8. ASC vs. Hospitals: Today, CBS News reported an investigation claiming that Surgery Centers have led to more accidental deaths because something has gone wrong during a surgery, due to less preparation for a crisis situation. There are now more surgery centers than hospitals in the US. ASC payments and utilization continue to be evaluated at a local level but about 35 out of 50 facility contracting directors we polled earlier in the year said their primary emphasis is on using lower copays and other incentives to drive more commercial patients to use in-network ASCs over alternatives.
9. OB Epidural: Kansas Blue is about to change its guidelines for anesthesiologists doing epidurals to allow for one unit per hour for monitoring women during vaginal deliveries, and 1 unit every 15 minutes for cesarean. Policy relates to regional anesthesia.
10. Prostate Cancer Treatment: Aetna considers transperineal periprostatic placement of biodegradable material (SpaceOAR), a biodegradable hydrogel, medically necessary for reducing rectal toxicity in men undergoing radiotherapy for prostate cancer, but considers it “experimental and investigational for all other indications.”

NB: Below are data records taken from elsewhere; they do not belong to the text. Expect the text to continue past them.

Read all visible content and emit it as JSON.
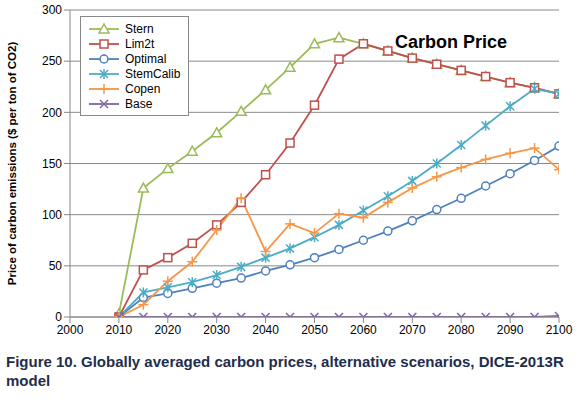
{
  "chart_data": {
    "type": "line",
    "title": "Carbon Price",
    "caption": "Figure 10. Globally averaged carbon prices, alternative scenarios, DICE-2013R model",
    "y_label": "Price of carbon emissions ($ per ton of CO2)",
    "x": [
      2010,
      2015,
      2020,
      2025,
      2030,
      2035,
      2040,
      2045,
      2050,
      2055,
      2060,
      2065,
      2070,
      2075,
      2080,
      2085,
      2090,
      2095,
      2100
    ],
    "series": [
      {
        "name": "Stern",
        "color": "#9BBB59",
        "marker": "triangle",
        "values": [
          3,
          126,
          145,
          162,
          180,
          201,
          222,
          244,
          267,
          273,
          267,
          260,
          253,
          247,
          241,
          235,
          229,
          224,
          218
        ]
      },
      {
        "name": "Lim2t",
        "color": "#C0504D",
        "marker": "square",
        "values": [
          0,
          46,
          58,
          72,
          90,
          112,
          139,
          170,
          207,
          252,
          267,
          260,
          253,
          247,
          241,
          235,
          229,
          224,
          218
        ]
      },
      {
        "name": "Optimal",
        "color": "#4F81BD",
        "marker": "circle",
        "values": [
          0,
          19,
          23,
          28,
          33,
          38,
          45,
          51,
          58,
          66,
          75,
          84,
          94,
          105,
          116,
          128,
          140,
          153,
          167
        ]
      },
      {
        "name": "StemCalib",
        "color": "#4BACC6",
        "marker": "star",
        "values": [
          0,
          24,
          29,
          34,
          41,
          49,
          58,
          67,
          78,
          90,
          104,
          118,
          133,
          150,
          168,
          187,
          206,
          223,
          218
        ]
      },
      {
        "name": "Copen",
        "color": "#F79646",
        "marker": "plus",
        "values": [
          0,
          12,
          35,
          54,
          85,
          116,
          64,
          91,
          82,
          101,
          97,
          112,
          126,
          137,
          146,
          154,
          160,
          165,
          144
        ]
      },
      {
        "name": "Base",
        "color": "#8064A2",
        "marker": "x",
        "values": [
          0,
          0,
          0,
          0,
          0,
          0,
          0,
          0,
          0,
          0,
          0,
          0,
          0,
          0,
          0,
          0,
          0,
          0,
          1
        ]
      }
    ],
    "xlim": [
      2000,
      2100
    ],
    "ylim": [
      0,
      300
    ],
    "xticks": [
      2000,
      2010,
      2020,
      2030,
      2040,
      2050,
      2060,
      2070,
      2080,
      2090,
      2100
    ],
    "yticks": [
      0,
      50,
      100,
      150,
      200,
      250,
      300
    ],
    "grid": true,
    "legend": "upper left"
  }
}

11. Extra Point: A home health aide on our street who helps an adult with severe mental disability after she comes home from day treatment mentioned to her boss that she often has to wait ~30-45 minutes for the patient to arrive home each day – the van’s arrival, she said, is unpredictable. The state had been paying for that idle time, but not anymore, and the home health company doesn’t want its aide idling unpaid. The day treatment van driver told me he does his best to be on time but bringing 8 to 10 patients home doesn’t always go smoothly – ‘these are very disabled adults.’ The day treatment company won’t take the patient off the van and to the door nor will they stay with her until the aide arrives for what they say are ‘liability’ reasons and told the family that an ‘adult must be present to do this’. The two parents work full-time about 45 minutes from the house. They are using neighbors to help fill the gap for now. They say they may switch home health companies. Seems like a bit of an overly complicated outcome from a reasonable problem. I mention if only to say to those in the home health arena, both skilled and unskilled services, that there are several small but perhaps not unimportant issues to address when forming relationships with other levels of care (day treatment), transport companies, payers and of course parents.